What platforms are supported?

The system is developed for x86_64 only. 32-bit operating systems are not supported.

The C# model builder source code targets .NET Standard 2.0 and is Windows/Linux/MacOS portable. The C source is written for GNU GCC and Intel ICC compilers and can also be compiled for Windows/Linux using the MinGW64 toolchain, the MSVC compiler is not supported. The current graphical user interface (GUI) uses WPF and is Win64 only.

How to build?

Note: The full information on how to build can be found in the documentation. A complete step-by-step guide on setting up virtual machine for automated building can be found here

The WPF GUI comes with a Visual Studio solution file and should be compiled with Visual Studio or another appropriate IDE. The .NET Standard 2.0 libraries can also be compiled using the dotnet CLI command.

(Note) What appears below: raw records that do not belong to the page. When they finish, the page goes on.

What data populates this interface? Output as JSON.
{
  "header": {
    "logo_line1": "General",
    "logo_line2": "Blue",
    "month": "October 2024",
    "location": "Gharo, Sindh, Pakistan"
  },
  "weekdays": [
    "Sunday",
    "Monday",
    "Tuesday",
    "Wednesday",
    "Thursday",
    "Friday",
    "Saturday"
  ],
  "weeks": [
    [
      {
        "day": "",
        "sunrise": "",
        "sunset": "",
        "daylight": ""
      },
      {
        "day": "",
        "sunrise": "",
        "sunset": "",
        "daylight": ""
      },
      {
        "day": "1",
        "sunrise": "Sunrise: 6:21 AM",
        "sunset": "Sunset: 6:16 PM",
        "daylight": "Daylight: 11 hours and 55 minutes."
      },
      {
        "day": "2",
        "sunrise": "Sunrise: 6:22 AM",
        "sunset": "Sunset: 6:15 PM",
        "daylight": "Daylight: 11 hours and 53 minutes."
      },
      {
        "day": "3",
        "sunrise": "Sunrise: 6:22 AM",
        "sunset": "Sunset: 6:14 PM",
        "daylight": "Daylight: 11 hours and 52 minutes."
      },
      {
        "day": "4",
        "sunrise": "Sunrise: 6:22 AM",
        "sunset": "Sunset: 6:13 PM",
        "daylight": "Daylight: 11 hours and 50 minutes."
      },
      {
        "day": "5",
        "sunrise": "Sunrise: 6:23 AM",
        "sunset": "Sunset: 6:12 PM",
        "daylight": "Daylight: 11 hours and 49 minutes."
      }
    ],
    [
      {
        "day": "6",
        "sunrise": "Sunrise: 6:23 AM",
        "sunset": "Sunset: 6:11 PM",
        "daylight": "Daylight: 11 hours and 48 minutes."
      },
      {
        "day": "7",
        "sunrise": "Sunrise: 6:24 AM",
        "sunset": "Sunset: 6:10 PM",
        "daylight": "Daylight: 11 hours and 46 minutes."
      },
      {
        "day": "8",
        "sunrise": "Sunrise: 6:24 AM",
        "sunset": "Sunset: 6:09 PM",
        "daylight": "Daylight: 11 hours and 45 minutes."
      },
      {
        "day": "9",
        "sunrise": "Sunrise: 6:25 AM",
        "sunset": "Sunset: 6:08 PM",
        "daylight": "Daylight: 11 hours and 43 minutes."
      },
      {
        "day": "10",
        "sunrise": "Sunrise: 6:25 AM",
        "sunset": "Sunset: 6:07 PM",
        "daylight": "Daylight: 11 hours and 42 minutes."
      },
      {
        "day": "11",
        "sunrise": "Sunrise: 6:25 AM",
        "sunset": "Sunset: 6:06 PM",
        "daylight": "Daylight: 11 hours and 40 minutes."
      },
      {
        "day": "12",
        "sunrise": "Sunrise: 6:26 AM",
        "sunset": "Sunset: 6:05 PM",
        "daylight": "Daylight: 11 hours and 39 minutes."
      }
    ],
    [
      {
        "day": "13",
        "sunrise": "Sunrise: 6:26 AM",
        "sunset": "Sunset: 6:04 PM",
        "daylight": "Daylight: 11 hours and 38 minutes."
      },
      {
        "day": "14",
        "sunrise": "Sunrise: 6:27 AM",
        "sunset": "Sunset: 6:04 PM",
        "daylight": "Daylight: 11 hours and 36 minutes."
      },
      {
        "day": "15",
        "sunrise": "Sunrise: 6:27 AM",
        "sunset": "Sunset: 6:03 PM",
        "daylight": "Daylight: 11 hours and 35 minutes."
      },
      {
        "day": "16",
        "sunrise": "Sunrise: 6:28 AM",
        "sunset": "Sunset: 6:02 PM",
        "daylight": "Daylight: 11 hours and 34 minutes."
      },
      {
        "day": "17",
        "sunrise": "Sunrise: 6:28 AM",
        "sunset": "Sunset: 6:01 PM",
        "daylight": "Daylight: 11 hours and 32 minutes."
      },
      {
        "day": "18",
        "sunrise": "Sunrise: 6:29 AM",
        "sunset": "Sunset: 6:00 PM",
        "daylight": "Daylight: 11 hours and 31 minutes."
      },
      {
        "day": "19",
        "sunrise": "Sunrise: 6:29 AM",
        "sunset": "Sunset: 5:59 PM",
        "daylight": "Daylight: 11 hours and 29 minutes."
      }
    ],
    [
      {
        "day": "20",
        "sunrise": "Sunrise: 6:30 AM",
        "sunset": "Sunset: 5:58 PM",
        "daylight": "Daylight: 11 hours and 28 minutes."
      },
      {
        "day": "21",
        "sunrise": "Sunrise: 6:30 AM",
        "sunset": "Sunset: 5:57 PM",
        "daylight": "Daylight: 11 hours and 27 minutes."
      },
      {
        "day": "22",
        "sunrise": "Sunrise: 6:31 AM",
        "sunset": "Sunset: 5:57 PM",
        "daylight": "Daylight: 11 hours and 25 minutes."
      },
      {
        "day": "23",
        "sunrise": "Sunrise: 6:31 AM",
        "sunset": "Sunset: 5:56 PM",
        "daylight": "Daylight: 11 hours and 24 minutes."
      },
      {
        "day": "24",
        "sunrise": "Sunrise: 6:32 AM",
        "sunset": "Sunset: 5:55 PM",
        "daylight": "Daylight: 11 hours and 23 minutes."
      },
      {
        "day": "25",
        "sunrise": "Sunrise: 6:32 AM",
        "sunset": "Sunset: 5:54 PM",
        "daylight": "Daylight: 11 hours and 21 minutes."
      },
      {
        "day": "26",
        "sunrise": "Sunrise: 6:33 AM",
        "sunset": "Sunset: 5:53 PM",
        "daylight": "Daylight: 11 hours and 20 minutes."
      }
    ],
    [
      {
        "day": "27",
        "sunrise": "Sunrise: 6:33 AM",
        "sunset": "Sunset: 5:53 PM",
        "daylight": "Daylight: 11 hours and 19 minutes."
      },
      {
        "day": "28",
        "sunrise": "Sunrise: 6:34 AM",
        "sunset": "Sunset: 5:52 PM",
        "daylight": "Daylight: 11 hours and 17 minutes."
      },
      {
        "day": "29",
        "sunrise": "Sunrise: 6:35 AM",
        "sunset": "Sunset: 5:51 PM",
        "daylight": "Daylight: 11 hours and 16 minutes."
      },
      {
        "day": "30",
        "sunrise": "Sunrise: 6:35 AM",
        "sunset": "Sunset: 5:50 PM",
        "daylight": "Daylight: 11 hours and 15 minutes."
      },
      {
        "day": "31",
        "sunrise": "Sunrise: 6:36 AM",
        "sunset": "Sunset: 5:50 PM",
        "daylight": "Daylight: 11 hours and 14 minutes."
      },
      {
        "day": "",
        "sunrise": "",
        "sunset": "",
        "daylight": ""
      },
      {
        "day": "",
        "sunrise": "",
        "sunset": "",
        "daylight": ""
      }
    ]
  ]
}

To compile the solver components on Linux systems ensure that CMake, Make, and a current GNU GCC or Intel ICC is installed. Than execute the following commands in the "McSolver" root directory:

mkdir build
cmake -B ./build -DCMAKE_BUILD_TYPE=Release
cmake --build ./build --config Release

To the compile the solver on Win64 systems, install CMake for Windows (https://cmake.org/download/) and an appropriate toolchain that supplies the Win64 ports of GCC and make. E.g., install MSYS2 (https://www.msys2.org/) and install the affiliated MinGW toolchain components using pacman:

pacman -S mingw-w64-x86_64-toolchain

Assuming that MSYS2 is used, the following commands build the solver using the PowerShell:

mkdir ./build
cmake -B ./build -G "MinGW Makefiles" -DCMAKE_MAKE_PROGRAM:PATH=C:\msys64\mingw64\bin\mingw32-make.exe -DCMAKE_BUILD_TYPE=Release
cmake --build ./build --config Release

Using the simulator

Using the simulator "Mocassin.Simulator" (Linux) or "Mocassin.Simulator.exe" (Windows) requires at least the mandatory arguments:

  • "-dbPath": The path to the simulation job library (*.msl)
  • "-ioPath": The path to the directory that will be used for I/O operations
  • "-jobId": The ID of the job model data to be queried from the "*.msl" file
Mocassin.Simulator -dbPath <file> -jobId <integer> -ioPath <directory>

Additional optional arguments exist:

  • "-stdout": Provide a filename for automated redirect of the stdout stream. The file is automatically written into the I/O directory specified by "-ioPath"

For scripted startup with parallelization using shared, distributed, or hybrid memory on HPC systems, please refer to the affiliated script readme. A fully operational and convenient submit system for the SLURM workload manager is available, as well as a concurrency wrapper for usage with other workload management systems.